Foreign carmakers want to call the shots in Russia
GM was behaving like the old school cold warrior it once was, before the collapse of the Soviet empire. But it had other, more modern motives. The loss of Opel would have meant writing off Russia and its growth. Worse, it would have meant enabling Russia to catch up to other non-Russian carmakers. What's bad for GM is also bad for everyone else who used to live on the other wide of the iron curtain.
This is the ugly side of venturing into growth markets. GM really doesn't want, for example, China to develop a robust indigenous auto industry because it would undercut not just its ability to sell its cars to the Chinese, but also interfere with its plans to use China as a low-cost labor source for cheap cars it will export to Latin America. Likewise all the automakers who want to make cars in Russia; they want the sales to be theirs. Later on, they'll want the exports to other growth markets (say, Eastern Europe) to be theirs, as well.

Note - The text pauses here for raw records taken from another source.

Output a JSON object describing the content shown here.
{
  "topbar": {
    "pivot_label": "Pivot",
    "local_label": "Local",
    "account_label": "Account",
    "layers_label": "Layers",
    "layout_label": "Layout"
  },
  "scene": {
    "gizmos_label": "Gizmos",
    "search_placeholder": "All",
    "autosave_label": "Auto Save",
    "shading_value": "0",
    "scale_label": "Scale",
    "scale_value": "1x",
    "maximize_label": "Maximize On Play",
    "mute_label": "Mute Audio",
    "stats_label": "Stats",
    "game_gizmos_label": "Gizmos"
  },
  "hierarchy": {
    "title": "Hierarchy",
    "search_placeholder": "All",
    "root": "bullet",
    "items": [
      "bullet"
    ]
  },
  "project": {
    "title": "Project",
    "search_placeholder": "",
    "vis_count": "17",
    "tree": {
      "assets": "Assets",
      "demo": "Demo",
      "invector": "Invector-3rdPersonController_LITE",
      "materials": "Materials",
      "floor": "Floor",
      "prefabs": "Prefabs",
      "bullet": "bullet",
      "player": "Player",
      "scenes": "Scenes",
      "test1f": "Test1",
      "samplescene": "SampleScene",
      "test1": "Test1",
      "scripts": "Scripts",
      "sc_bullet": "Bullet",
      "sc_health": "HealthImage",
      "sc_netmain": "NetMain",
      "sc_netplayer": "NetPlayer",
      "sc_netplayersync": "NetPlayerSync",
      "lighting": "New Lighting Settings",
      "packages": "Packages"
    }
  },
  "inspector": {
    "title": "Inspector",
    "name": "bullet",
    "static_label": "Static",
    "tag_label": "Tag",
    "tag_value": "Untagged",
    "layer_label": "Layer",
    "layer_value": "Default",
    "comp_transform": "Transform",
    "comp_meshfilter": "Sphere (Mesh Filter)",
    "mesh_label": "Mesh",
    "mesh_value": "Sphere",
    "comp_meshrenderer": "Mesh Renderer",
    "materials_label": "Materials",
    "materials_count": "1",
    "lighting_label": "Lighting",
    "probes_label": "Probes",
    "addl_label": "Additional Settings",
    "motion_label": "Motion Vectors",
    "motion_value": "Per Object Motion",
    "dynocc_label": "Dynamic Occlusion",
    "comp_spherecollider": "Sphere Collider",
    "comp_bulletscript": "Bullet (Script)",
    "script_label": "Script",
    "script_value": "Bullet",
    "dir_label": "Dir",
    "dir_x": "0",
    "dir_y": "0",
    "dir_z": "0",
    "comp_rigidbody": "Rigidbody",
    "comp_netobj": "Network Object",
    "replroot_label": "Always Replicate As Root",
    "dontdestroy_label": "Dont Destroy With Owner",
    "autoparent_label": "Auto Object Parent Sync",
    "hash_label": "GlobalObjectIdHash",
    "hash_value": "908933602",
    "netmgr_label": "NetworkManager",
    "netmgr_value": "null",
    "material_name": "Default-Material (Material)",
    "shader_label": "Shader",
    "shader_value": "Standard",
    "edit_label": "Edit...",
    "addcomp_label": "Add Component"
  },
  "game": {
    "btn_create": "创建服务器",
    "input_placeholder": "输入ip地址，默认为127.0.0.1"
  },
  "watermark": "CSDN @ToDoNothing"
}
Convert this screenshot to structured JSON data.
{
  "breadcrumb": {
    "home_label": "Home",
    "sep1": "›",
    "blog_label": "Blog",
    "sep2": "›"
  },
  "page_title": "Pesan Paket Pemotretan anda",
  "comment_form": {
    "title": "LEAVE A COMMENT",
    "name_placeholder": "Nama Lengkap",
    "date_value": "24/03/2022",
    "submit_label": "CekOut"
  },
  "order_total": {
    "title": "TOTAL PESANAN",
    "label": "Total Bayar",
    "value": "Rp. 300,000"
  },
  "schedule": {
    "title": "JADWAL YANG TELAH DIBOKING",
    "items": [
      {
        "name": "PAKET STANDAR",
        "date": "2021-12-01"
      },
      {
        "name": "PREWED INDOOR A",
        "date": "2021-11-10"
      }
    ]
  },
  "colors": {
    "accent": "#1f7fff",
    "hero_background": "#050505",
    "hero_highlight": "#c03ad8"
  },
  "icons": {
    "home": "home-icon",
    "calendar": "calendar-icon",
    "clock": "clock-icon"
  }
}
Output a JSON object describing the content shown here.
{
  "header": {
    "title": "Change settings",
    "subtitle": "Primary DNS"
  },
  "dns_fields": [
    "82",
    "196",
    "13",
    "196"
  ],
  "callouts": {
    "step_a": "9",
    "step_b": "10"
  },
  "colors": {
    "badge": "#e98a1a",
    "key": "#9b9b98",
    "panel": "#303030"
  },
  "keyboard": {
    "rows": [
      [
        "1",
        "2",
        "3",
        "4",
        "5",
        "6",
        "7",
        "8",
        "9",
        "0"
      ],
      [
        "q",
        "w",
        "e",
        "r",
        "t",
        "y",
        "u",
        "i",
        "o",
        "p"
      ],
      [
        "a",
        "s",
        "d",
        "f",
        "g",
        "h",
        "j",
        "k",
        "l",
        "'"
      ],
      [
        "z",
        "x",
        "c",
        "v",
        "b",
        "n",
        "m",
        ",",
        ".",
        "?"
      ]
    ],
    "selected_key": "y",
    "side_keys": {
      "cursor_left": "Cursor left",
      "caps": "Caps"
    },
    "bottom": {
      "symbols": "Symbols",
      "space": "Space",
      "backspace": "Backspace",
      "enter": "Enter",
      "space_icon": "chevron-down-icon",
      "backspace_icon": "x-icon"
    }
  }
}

We should expect more of this awkward dance in the future
Russia can't completely isolate itself. It knows that its citizens are demanding better cars, the kind that only Western automakers can provide. But it also knows that a bit of cloak-and-dagger, designed to assist its home industry by providing it with Western technology to copy, is necessary. It's the Cold War, recast in terms that Tom Friedman could understand.